A "crise" de Espanha
João Marques de Almeida Aparentemente, tudo corre bem em Espanha, no momento em que muita coisa corre mal na Alemanha e em França.
Quando se fala das crises na Europa, raramente se fala de Espanha. A economia espanhola continua a crescer a um ritmo superior ao do seu vizinho do norte e de outras potências da União, como a Alemanha e a Itália. De tal modo que há quem fale do "milagre económico espanhol". O desenvolvimento económico tem sido acompanhado por uma política externa agressiva, provocando o aumento da influência diplomática espanhola, quer na Europa, como noutras regiões, nomeadamente na América Latina. Também neste caso, muitos referem-se a Espanha como uma potência europeia emergente.
Aparentemente, tudo corre bem em Espanha, no momento em que muita coisa corre mal na Alemanha e em França.
No entanto, as boas aparências escondem os pontos mais preocupantes de uma realidade espanhola desigual. Está a aparecer no país vizinho uma combinação de factores que pode causar uma grave crise do Estado, cujas consequências não se podem prever. Apesar da integração europeia, os cidadãos continuam a exigir que o seu Estado cumpra, entre outras, três tarefas essenciais:
garantir a sua segurança interna, proteger as fronteiras nacionais (principalmente as que são também europeias) e manter a unidade nacional. Se se perceber que o Estado falha nalguma destas obrigações, ou em todas, há uma crise séria.
Antes de mais, a questão da unidade nacional espanhola passou a ser discutível, no sentido em que se tornou objecto de redefinição. A auto-definição da Catalunha como uma "nação" questiona não só a indivisibilidade da nação espanhola, consagrada na Constituição do país, como a solidariedade nacional. Em primeiro lugar, como reconheceu o primeiro-ministro espanhol, o problema não é meramente constitucional, possível de ser resolvido com uma revisão da Constituição. Estamos perante um problema de identidade nacional: a maioria dos catalães não só se considera diferente dos restantes espanhóis, como, e mais importante, está a deixar de se identificar como espanhol. A questão identitária é agravada por um problema económico. Sendo a região mais produtiva e rica de Espanha, a Catalunha quer mais autonomia para decidir sobre o destino das suas receitas financeiras. Esta pretensão significa uma rejeição da unidade económica nacional nos termos actuais.
A história moderna das auto-determinações nacionais demonstra que a mistura entre identidades culturais e nacionalismos económicos pode ter consequências incontroláveis. Além do mais, a natureza pacífica e democrática do processo catalão agrava as dificuldades de resposta do Estado espanhol. Se o "nacionalismo catalão" for reconhecido politicamente, os efeitos serão sentidos rapidamente no país Basco e, provavelmente, na Galiza.
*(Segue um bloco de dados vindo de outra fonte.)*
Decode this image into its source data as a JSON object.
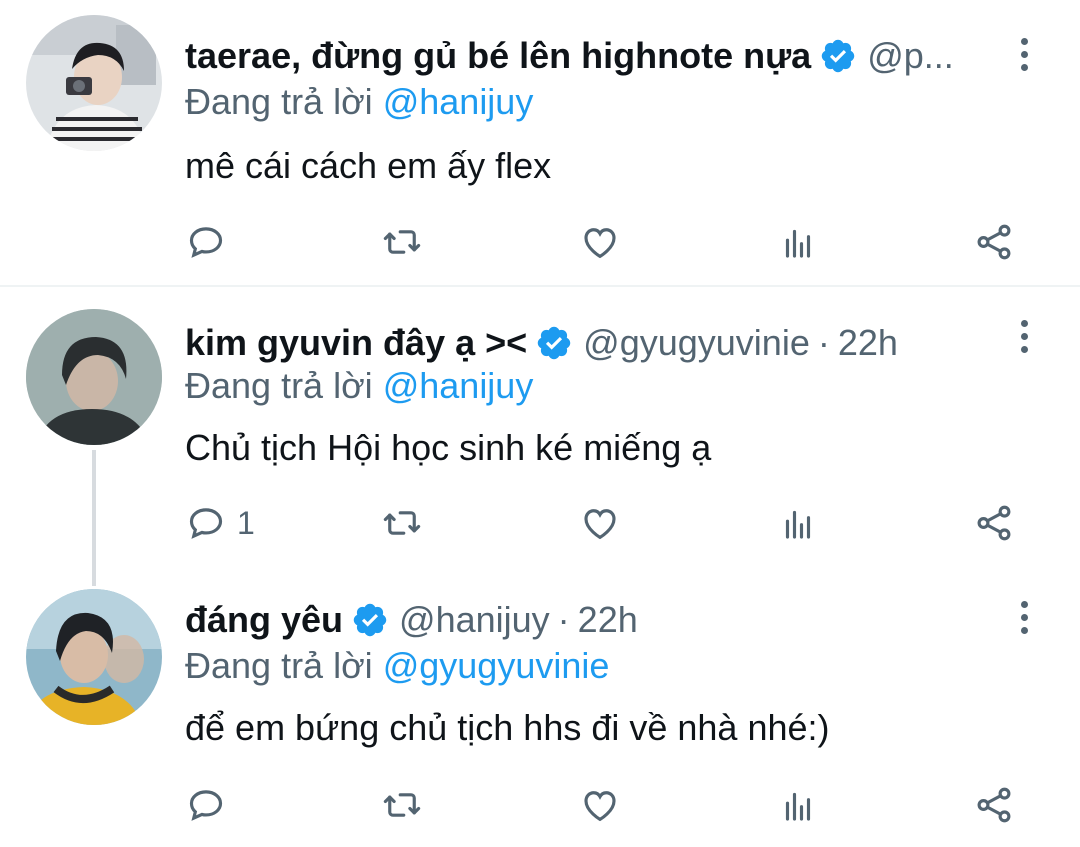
{
  "colors": {
    "link": "#1d9bf0",
    "muted": "#536471",
    "text": "#0f1419",
    "verified": "#1d9bf0"
  },
  "replying_prefix": "Đang trả lời",
  "tweets": [
    {
      "name": "taerae, đừng gủ bé lên highnote nựa",
      "verified": true,
      "handle": "@p...",
      "time": "",
      "reply_to": "@hanijuy",
      "text": "mê cái cách em ấy flex",
      "reply_count": "",
      "avatar_icon": "user-avatar-photo"
    },
    {
      "name": "kim gyuvin đây ạ ><",
      "verified": true,
      "handle": "@gyugyuvinie",
      "time": "22h",
      "reply_to": "@hanijuy",
      "text": "Chủ tịch Hội học sinh ké miếng ạ",
      "reply_count": "1",
      "avatar_icon": "user-avatar-photo"
    },
    {
      "name": "đáng yêu",
      "verified": true,
      "handle": "@hanijuy",
      "time": "22h",
      "reply_to": "@gyugyuvinie",
      "text": "để em bứng chủ tịch hhs đi về nhà nhé:)",
      "reply_count": "",
      "avatar_icon": "user-avatar-photo"
    }
  ],
  "dot_separator": "·",
  "action_icons": [
    "reply-icon",
    "retweet-icon",
    "like-icon",
    "analytics-icon",
    "share-icon"
  ]
}
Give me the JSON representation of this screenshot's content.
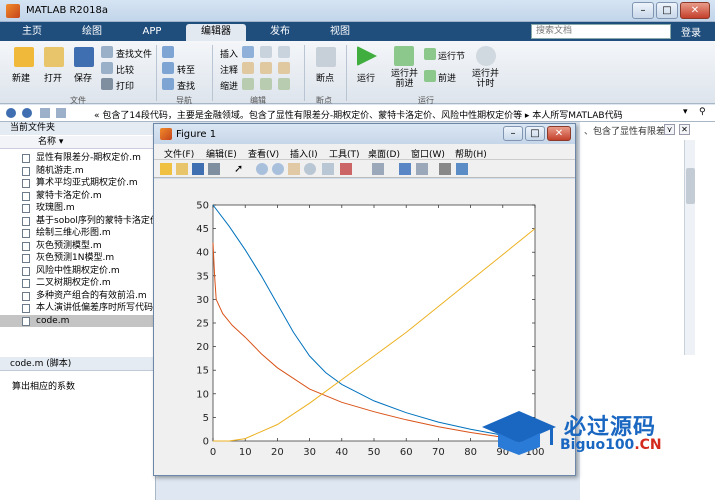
{
  "window": {
    "title": "MATLAB R2018a"
  },
  "tabs": [
    {
      "label": "主页"
    },
    {
      "label": "绘图"
    },
    {
      "label": "APP"
    },
    {
      "label": "编辑器"
    },
    {
      "label": "发布"
    },
    {
      "label": "视图"
    }
  ],
  "search": {
    "placeholder": "搜索文档"
  },
  "login": "登录",
  "ribbon": {
    "new": "新建",
    "open": "打开",
    "save": "保存",
    "find_files": "查找文件",
    "compare": "比较",
    "print": "打印",
    "goto": "转至",
    "find": "查找",
    "insert": "插入",
    "comment": "注释",
    "indent": "缩进",
    "breakpoint": "断点",
    "run": "运行",
    "run_advance": "运行并\n前进",
    "run_section": "运行节",
    "advance": "前进",
    "run_time": "运行并\n计时",
    "sections": {
      "file": "文件",
      "nav": "导航",
      "edit": "编辑",
      "breakpoint": "断点",
      "run": "运行"
    }
  },
  "pathbar": {
    "path": "« 包含了14段代码，主要是金融领域。包含了显性有限差分-期权定价、蒙特卡洛定价、风险中性期权定价等 ▸ 本人所写MATLAB代码"
  },
  "left_panel": {
    "title": "当前文件夹",
    "column_name": "名称 ▾",
    "files": [
      "显性有限差分-期权定价.m",
      "随机游走.m",
      "算术平均亚式期权定价.m",
      "蒙特卡洛定价.m",
      "玫瑰图.m",
      "基于sobol序列的蒙特卡洛定价",
      "绘制三维心形图.m",
      "灰色预测模型.m",
      "灰色预测1N模型.m",
      "风险中性期权定价.m",
      "二叉树期权定价.m",
      "多种资产组合的有效前沿.m",
      "本人演讲低偏差序时所写代码",
      "code.m"
    ],
    "selected_index": 13
  },
  "detail_panel": {
    "title": "code.m (脚本)",
    "description": "算出相应的系数"
  },
  "right_snippet": "、包含了显性有限差...",
  "figure": {
    "title": "Figure 1",
    "menus": [
      "文件(F)",
      "编辑(E)",
      "查看(V)",
      "插入(I)",
      "工具(T)",
      "桌面(D)",
      "窗口(W)",
      "帮助(H)"
    ]
  },
  "chart_data": {
    "type": "line",
    "xlim": [
      0,
      100
    ],
    "ylim": [
      0,
      50
    ],
    "xticks": [
      0,
      10,
      20,
      30,
      40,
      50,
      60,
      70,
      80,
      90,
      100
    ],
    "yticks": [
      0,
      5,
      10,
      15,
      20,
      25,
      30,
      35,
      40,
      45,
      50
    ],
    "series": [
      {
        "color": "#0072bd",
        "x": [
          0,
          5,
          10,
          15,
          20,
          25,
          30,
          35,
          40,
          50,
          60,
          70,
          80,
          90,
          100
        ],
        "y": [
          50,
          45.5,
          40.5,
          35,
          29,
          23,
          18,
          14.5,
          12,
          8.5,
          6,
          4,
          2.5,
          1.2,
          0
        ]
      },
      {
        "color": "#d95319",
        "x": [
          0,
          0.5,
          1,
          3,
          6,
          10,
          15,
          20,
          30,
          40,
          50,
          60,
          70,
          80,
          90,
          100
        ],
        "y": [
          42,
          35,
          30,
          27,
          24.5,
          22,
          18.5,
          15.5,
          11,
          8.2,
          6.2,
          4.5,
          3,
          1.8,
          0.8,
          0
        ]
      },
      {
        "color": "#edb120",
        "x": [
          0,
          5,
          10,
          20,
          30,
          40,
          50,
          60,
          70,
          80,
          90,
          100
        ],
        "y": [
          0,
          0,
          0.5,
          3.5,
          8,
          13,
          18,
          23,
          28.5,
          34,
          39.5,
          45
        ]
      }
    ]
  },
  "watermark": {
    "main": "必过源码",
    "sub_a": "Biguo100",
    "sub_b": ".CN"
  },
  "colors": {
    "tab_bar": "#1f4e7d",
    "series1": "#0072bd",
    "series2": "#d95319",
    "series3": "#edb120"
  }
}
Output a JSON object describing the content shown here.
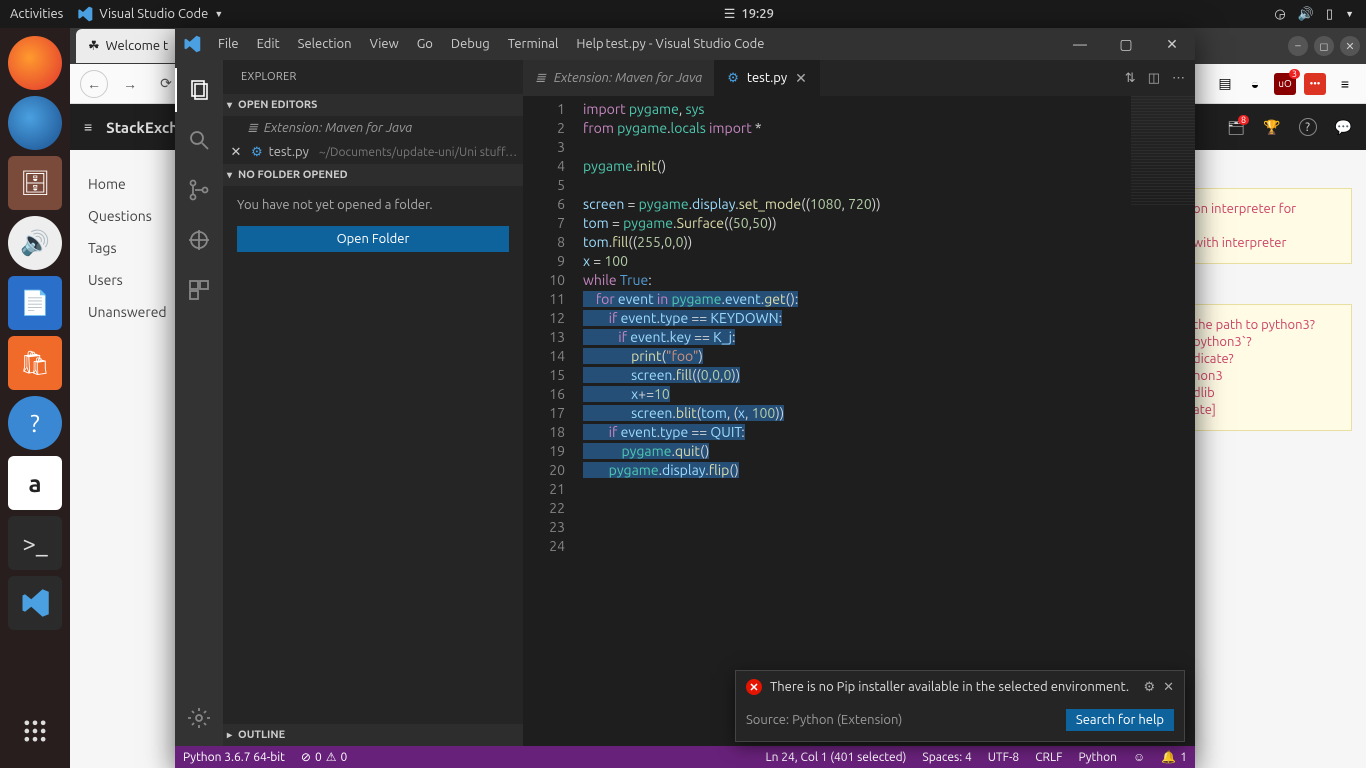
{
  "gnome": {
    "activities": "Activities",
    "app_menu": "Visual Studio Code",
    "clock": "19:29"
  },
  "firefox": {
    "tab_title": "Welcome t",
    "site_brand": "StackExcha",
    "leftnav": [
      "Home",
      "Questions",
      "Tags",
      "Users",
      "Unanswered"
    ],
    "right_snip1a": "on interpreter for",
    "right_snip1b": "with interpreter",
    "right_snips": [
      "the path to python3?",
      "python3`?",
      "dicate?",
      "hon3",
      "dlib",
      "ate]"
    ],
    "inbox_badge": "8",
    "ublock_badge": "3"
  },
  "vscode": {
    "menu": [
      "File",
      "Edit",
      "Selection",
      "View",
      "Go",
      "Debug",
      "Terminal",
      "Help"
    ],
    "title": "test.py - Visual Studio Code",
    "explorer": {
      "title": "EXPLORER",
      "open_editors": "OPEN EDITORS",
      "item1": "Extension: Maven for Java",
      "item2_name": "test.py",
      "item2_path": "~/Documents/update-uni/Uni stuff…",
      "no_folder": "NO FOLDER OPENED",
      "no_folder_msg": "You have not yet opened a folder.",
      "open_folder_btn": "Open Folder",
      "outline": "OUTLINE"
    },
    "tabs": {
      "t1": "Extension: Maven for Java",
      "t2": "test.py"
    },
    "code_lines": [
      {
        "n": 1,
        "raw": "import pygame, sys",
        "tokens": [
          [
            "kw",
            "import"
          ],
          [
            "txt",
            " "
          ],
          [
            "mod",
            "pygame"
          ],
          [
            "txt",
            ", "
          ],
          [
            "mod",
            "sys"
          ]
        ]
      },
      {
        "n": 2,
        "raw": "from pygame.locals import *",
        "tokens": [
          [
            "kw",
            "from"
          ],
          [
            "txt",
            " "
          ],
          [
            "mod",
            "pygame"
          ],
          [
            "txt",
            "."
          ],
          [
            "mod",
            "locals"
          ],
          [
            "txt",
            " "
          ],
          [
            "kw",
            "import"
          ],
          [
            "txt",
            " *"
          ]
        ]
      },
      {
        "n": 3,
        "raw": "",
        "tokens": []
      },
      {
        "n": 4,
        "raw": "pygame.init()",
        "tokens": [
          [
            "mod",
            "pygame"
          ],
          [
            "txt",
            "."
          ],
          [
            "fn",
            "init"
          ],
          [
            "txt",
            "()"
          ]
        ]
      },
      {
        "n": 5,
        "raw": "",
        "tokens": []
      },
      {
        "n": 6,
        "raw": "screen = pygame.display.set_mode((1080, 720))",
        "tokens": [
          [
            "id",
            "screen"
          ],
          [
            "txt",
            " = "
          ],
          [
            "mod",
            "pygame"
          ],
          [
            "txt",
            "."
          ],
          [
            "id",
            "display"
          ],
          [
            "txt",
            "."
          ],
          [
            "fn",
            "set_mode"
          ],
          [
            "txt",
            "(("
          ],
          [
            "num",
            "1080"
          ],
          [
            "txt",
            ", "
          ],
          [
            "num",
            "720"
          ],
          [
            "txt",
            "))"
          ]
        ]
      },
      {
        "n": 7,
        "raw": "tom = pygame.Surface((50,50))",
        "tokens": [
          [
            "id",
            "tom"
          ],
          [
            "txt",
            " = "
          ],
          [
            "mod",
            "pygame"
          ],
          [
            "txt",
            "."
          ],
          [
            "fn",
            "Surface"
          ],
          [
            "txt",
            "(("
          ],
          [
            "num",
            "50"
          ],
          [
            "txt",
            ","
          ],
          [
            "num",
            "50"
          ],
          [
            "txt",
            "))"
          ]
        ]
      },
      {
        "n": 8,
        "raw": "tom.fill((255,0,0))",
        "tokens": [
          [
            "id",
            "tom"
          ],
          [
            "txt",
            "."
          ],
          [
            "fn",
            "fill"
          ],
          [
            "txt",
            "(("
          ],
          [
            "num",
            "255"
          ],
          [
            "txt",
            ","
          ],
          [
            "num",
            "0"
          ],
          [
            "txt",
            ","
          ],
          [
            "num",
            "0"
          ],
          [
            "txt",
            "))"
          ]
        ]
      },
      {
        "n": 9,
        "raw": "",
        "tokens": [],
        "hl": true
      },
      {
        "n": 10,
        "raw": "x = 100",
        "tokens": [
          [
            "id",
            "x"
          ],
          [
            "txt",
            " = "
          ],
          [
            "num",
            "100"
          ]
        ]
      },
      {
        "n": 11,
        "raw": "while True:",
        "tokens": [
          [
            "kw",
            "while"
          ],
          [
            "txt",
            " "
          ],
          [
            "const",
            "True"
          ],
          [
            "txt",
            ":"
          ]
        ]
      },
      {
        "n": 12,
        "raw": "",
        "tokens": [],
        "hl": true
      },
      {
        "n": 13,
        "raw": "    for event in pygame.event.get():",
        "tokens": [
          [
            "txt",
            "    "
          ],
          [
            "kw",
            "for"
          ],
          [
            "txt",
            " "
          ],
          [
            "id",
            "event"
          ],
          [
            "txt",
            " "
          ],
          [
            "kw",
            "in"
          ],
          [
            "txt",
            " "
          ],
          [
            "mod",
            "pygame"
          ],
          [
            "txt",
            "."
          ],
          [
            "id",
            "event"
          ],
          [
            "txt",
            "."
          ],
          [
            "fn",
            "get"
          ],
          [
            "txt",
            "():"
          ]
        ],
        "hl": true
      },
      {
        "n": 14,
        "raw": "        if event.type == KEYDOWN:",
        "tokens": [
          [
            "txt",
            "        "
          ],
          [
            "kw",
            "if"
          ],
          [
            "txt",
            " "
          ],
          [
            "id",
            "event"
          ],
          [
            "txt",
            "."
          ],
          [
            "id",
            "type"
          ],
          [
            "txt",
            " == "
          ],
          [
            "id",
            "KEYDOWN"
          ],
          [
            "txt",
            ":"
          ]
        ],
        "hl": true
      },
      {
        "n": 15,
        "raw": "           if event.key == K_j:",
        "tokens": [
          [
            "txt",
            "           "
          ],
          [
            "kw",
            "if"
          ],
          [
            "txt",
            " "
          ],
          [
            "id",
            "event"
          ],
          [
            "txt",
            "."
          ],
          [
            "id",
            "key"
          ],
          [
            "txt",
            " == "
          ],
          [
            "id",
            "K_j"
          ],
          [
            "txt",
            ":"
          ]
        ],
        "hl": true
      },
      {
        "n": 16,
        "raw": "               print(\"foo\")",
        "tokens": [
          [
            "txt",
            "               "
          ],
          [
            "fn",
            "print"
          ],
          [
            "txt",
            "("
          ],
          [
            "str",
            "\"foo\""
          ],
          [
            "txt",
            ")"
          ]
        ],
        "hl": true
      },
      {
        "n": 17,
        "raw": "               screen.fill((0,0,0))",
        "tokens": [
          [
            "txt",
            "               "
          ],
          [
            "id",
            "screen"
          ],
          [
            "txt",
            "."
          ],
          [
            "fn",
            "fill"
          ],
          [
            "txt",
            "(("
          ],
          [
            "num",
            "0"
          ],
          [
            "txt",
            ","
          ],
          [
            "num",
            "0"
          ],
          [
            "txt",
            ","
          ],
          [
            "num",
            "0"
          ],
          [
            "txt",
            "))"
          ]
        ],
        "hl": true
      },
      {
        "n": 18,
        "raw": "               x+=10",
        "tokens": [
          [
            "txt",
            "               "
          ],
          [
            "id",
            "x"
          ],
          [
            "txt",
            "+="
          ],
          [
            "num",
            "10"
          ]
        ],
        "hl": true
      },
      {
        "n": 19,
        "raw": "               screen.blit(tom, (x, 100))",
        "tokens": [
          [
            "txt",
            "               "
          ],
          [
            "id",
            "screen"
          ],
          [
            "txt",
            "."
          ],
          [
            "fn",
            "blit"
          ],
          [
            "txt",
            "("
          ],
          [
            "id",
            "tom"
          ],
          [
            "txt",
            ", ("
          ],
          [
            "id",
            "x"
          ],
          [
            "txt",
            ", "
          ],
          [
            "num",
            "100"
          ],
          [
            "txt",
            "))"
          ]
        ],
        "hl": true
      },
      {
        "n": 20,
        "raw": "        if event.type == QUIT:",
        "tokens": [
          [
            "txt",
            "        "
          ],
          [
            "kw",
            "if"
          ],
          [
            "txt",
            " "
          ],
          [
            "id",
            "event"
          ],
          [
            "txt",
            "."
          ],
          [
            "id",
            "type"
          ],
          [
            "txt",
            " == "
          ],
          [
            "id",
            "QUIT"
          ],
          [
            "txt",
            ":"
          ]
        ],
        "hl": true
      },
      {
        "n": 21,
        "raw": "            pygame.quit()",
        "tokens": [
          [
            "txt",
            "            "
          ],
          [
            "mod",
            "pygame"
          ],
          [
            "txt",
            "."
          ],
          [
            "fn",
            "quit"
          ],
          [
            "txt",
            "()"
          ]
        ],
        "hl": true
      },
      {
        "n": 22,
        "raw": "",
        "tokens": [],
        "hl": true
      },
      {
        "n": 23,
        "raw": "        pygame.display.flip()",
        "tokens": [
          [
            "txt",
            "        "
          ],
          [
            "mod",
            "pygame"
          ],
          [
            "txt",
            "."
          ],
          [
            "id",
            "display"
          ],
          [
            "txt",
            "."
          ],
          [
            "fn",
            "flip"
          ],
          [
            "txt",
            "()"
          ]
        ],
        "hl": true
      },
      {
        "n": 24,
        "raw": "",
        "tokens": []
      }
    ],
    "toast": {
      "msg": "There is no Pip installer available in the selected environment.",
      "source": "Source: Python (Extension)",
      "action": "Search for help"
    },
    "status": {
      "python": "Python 3.6.7 64-bit",
      "errors": "0",
      "warnings": "0",
      "pos": "Ln 24, Col 1 (401 selected)",
      "spaces": "Spaces: 4",
      "encoding": "UTF-8",
      "eol": "CRLF",
      "lang": "Python",
      "bell": "1"
    }
  }
}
Para além da questão nacional, o Estado espanhol enfrenta um desafio igualmente grave nas suas fronteiras do norte de África, em Ceuta e Melilla.
Neste caso, há dois pontos que devem ser destacados. Por um lado, a vulnerabilidade destas fronteiras perante a concentração de população vinda de uma extensa área do continente africano. Por outro lado, o facto de duas cidades espanholas, localizadas em África, estarem fechadas aos africanos pode criar problemas políticos complicados. Os sites dos grupos radicais islâmicos começam a referir-se, com maior insistência, à "ocupação espanhola" de "territórios muçulmanos", e apontam a Espanha como um alvo central na luta contra o "infiel Cristão". Se à incapacidade de manter a "indivisibilidade da nação espanhola", se juntar a vulnerabilidade das fronteiras externas e a fragilidade perante grupos terroristas islâmicos, a Espanha poderá enfrentar uma crise muito complicada nos próximos tempos.
Seria útil que em Portugal se reflectisse seriamente sobre isto, e se controlasse a tendência para euforias despropositadas.
João Marques de Almeida é director do Instituto de Defesa Nacional e assina esta coluna semanalmente à segunda-feira.